Summary of algorithm

Machine learning

Unlike previous generation anti-vandalism bots (Chris G Bot, GoblinBot4, and previous codebases of ChenzwBot; a brief overview of how they worked can be found in History above), ChenzwBot learns what is considered vandalism from a list of pre-classified edits provided by a human. This is the training dataset.

Classification pipeline

The bot evaluates each edit according to the following:

  1. Extracting features from each edit using the revscoring library. Such features usually come in the form of certain metrics, such as (but not limited to): total length of edit, number of nouns added/removed, number of special characters added/removed, number of wikilinks added/removed. This step is similar to how the revision scoring tool on Recent Changes works.
  2. Part-of-speech tagging: the same word can have different meanings depending on context. For example, "film" can be used both as a noun and a verb. To further distinguish between both uses, the bot tags the word using the spaCy library.
  3. Understanding edit content: words added in the edit are then counted. Due to processing in step 2, the same word used in different contexts is counted separately. To avoid giving commonly used words undue weight, they are transformed to tf–idf vectors. This has the effect of prioritising relatively uncommon words in the dataset, and penalising common words in the dataset, when they appear in the edit.
  4. The tf-idf vector is provided as an input to a Bayesian classifier. The classifier provides a score representing the probability that the words used in that edit are characteristic of vandalism.
  5. The features in step 1 and the probability score in step 4 are supplied as inputs to a gradient boosting classifier. The output of the classifier is the final calculated probability that the edit is vandalism. ChenzwBot uses the LightGBM library.
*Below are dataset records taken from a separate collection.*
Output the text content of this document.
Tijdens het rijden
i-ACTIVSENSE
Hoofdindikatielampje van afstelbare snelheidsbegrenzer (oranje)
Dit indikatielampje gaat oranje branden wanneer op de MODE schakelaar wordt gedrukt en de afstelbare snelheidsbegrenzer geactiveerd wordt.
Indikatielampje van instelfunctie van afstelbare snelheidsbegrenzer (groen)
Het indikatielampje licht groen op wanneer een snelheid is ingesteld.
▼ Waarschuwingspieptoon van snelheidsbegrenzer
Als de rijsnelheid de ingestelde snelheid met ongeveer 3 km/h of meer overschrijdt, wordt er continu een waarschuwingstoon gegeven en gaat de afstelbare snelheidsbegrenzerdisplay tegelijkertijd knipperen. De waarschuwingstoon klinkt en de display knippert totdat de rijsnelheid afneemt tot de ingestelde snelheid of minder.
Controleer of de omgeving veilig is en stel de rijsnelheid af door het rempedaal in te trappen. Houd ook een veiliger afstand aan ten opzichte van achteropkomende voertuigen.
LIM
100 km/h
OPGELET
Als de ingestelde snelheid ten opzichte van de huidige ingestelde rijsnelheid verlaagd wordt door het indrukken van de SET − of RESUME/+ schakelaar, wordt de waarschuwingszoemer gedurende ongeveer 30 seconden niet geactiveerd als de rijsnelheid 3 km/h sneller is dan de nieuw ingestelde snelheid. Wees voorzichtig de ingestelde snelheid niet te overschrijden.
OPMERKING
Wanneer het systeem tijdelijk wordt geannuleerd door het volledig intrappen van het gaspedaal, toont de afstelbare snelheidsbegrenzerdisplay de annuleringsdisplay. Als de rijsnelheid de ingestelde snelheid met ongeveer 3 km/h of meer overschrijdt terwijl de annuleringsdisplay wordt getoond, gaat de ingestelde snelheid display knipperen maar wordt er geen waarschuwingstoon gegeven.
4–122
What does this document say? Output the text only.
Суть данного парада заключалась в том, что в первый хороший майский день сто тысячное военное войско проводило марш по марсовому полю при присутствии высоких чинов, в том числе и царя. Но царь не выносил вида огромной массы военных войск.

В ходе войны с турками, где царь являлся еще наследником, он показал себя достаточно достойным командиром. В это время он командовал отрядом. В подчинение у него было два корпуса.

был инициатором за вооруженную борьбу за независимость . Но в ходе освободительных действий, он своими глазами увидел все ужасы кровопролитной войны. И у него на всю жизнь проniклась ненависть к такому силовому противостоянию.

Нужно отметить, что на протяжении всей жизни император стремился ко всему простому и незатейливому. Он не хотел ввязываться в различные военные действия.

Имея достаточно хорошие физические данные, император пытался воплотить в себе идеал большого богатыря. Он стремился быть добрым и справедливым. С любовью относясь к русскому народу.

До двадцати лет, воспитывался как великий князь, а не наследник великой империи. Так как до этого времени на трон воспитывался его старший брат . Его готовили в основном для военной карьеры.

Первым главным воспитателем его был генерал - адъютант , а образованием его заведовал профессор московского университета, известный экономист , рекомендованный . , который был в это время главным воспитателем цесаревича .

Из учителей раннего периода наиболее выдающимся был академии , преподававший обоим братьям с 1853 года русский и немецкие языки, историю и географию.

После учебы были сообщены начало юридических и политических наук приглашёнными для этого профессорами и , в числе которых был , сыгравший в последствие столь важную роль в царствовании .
A note about probability thresholds

  • The final probability given by the LightGBM classifier is compared against a defined threshold. Probabilities higher than the threshold are considered vandalism and reverted accordingly, while those lower than the threshold are considered constructive. The threshold is calculated against a separate dataset (not used in training) such that it will match a specific false positive rate. This false positive rate is set by a human.

Additional rules

  • The bot will not revert local sysops and rollbackers.
  • The bot will not revert any registered user with more than a certain number of edits.
  • The bot will not revert any edit made to a page on the exclusion list. This currently includes Wikipedia:Sandbox, Wikipedia:Introduction, and Wikipedia:Student tutorial.
  • The bot will not revert to itself if it last reverted the page less than 24 hours ago. Exceptions to this rule include Wikipedia, Simple English Wikipedia, WP:AN, and WP:ST.
    • As of 16 December 2019 the bot will instead not revert the same user/page combination more than once every 24 hours. This means that the bot may revert the same page multiple times within a 24 hour window if the vandals are different.
    • Due to issues with false positives, the bot will no longer revert any edit outside of article space.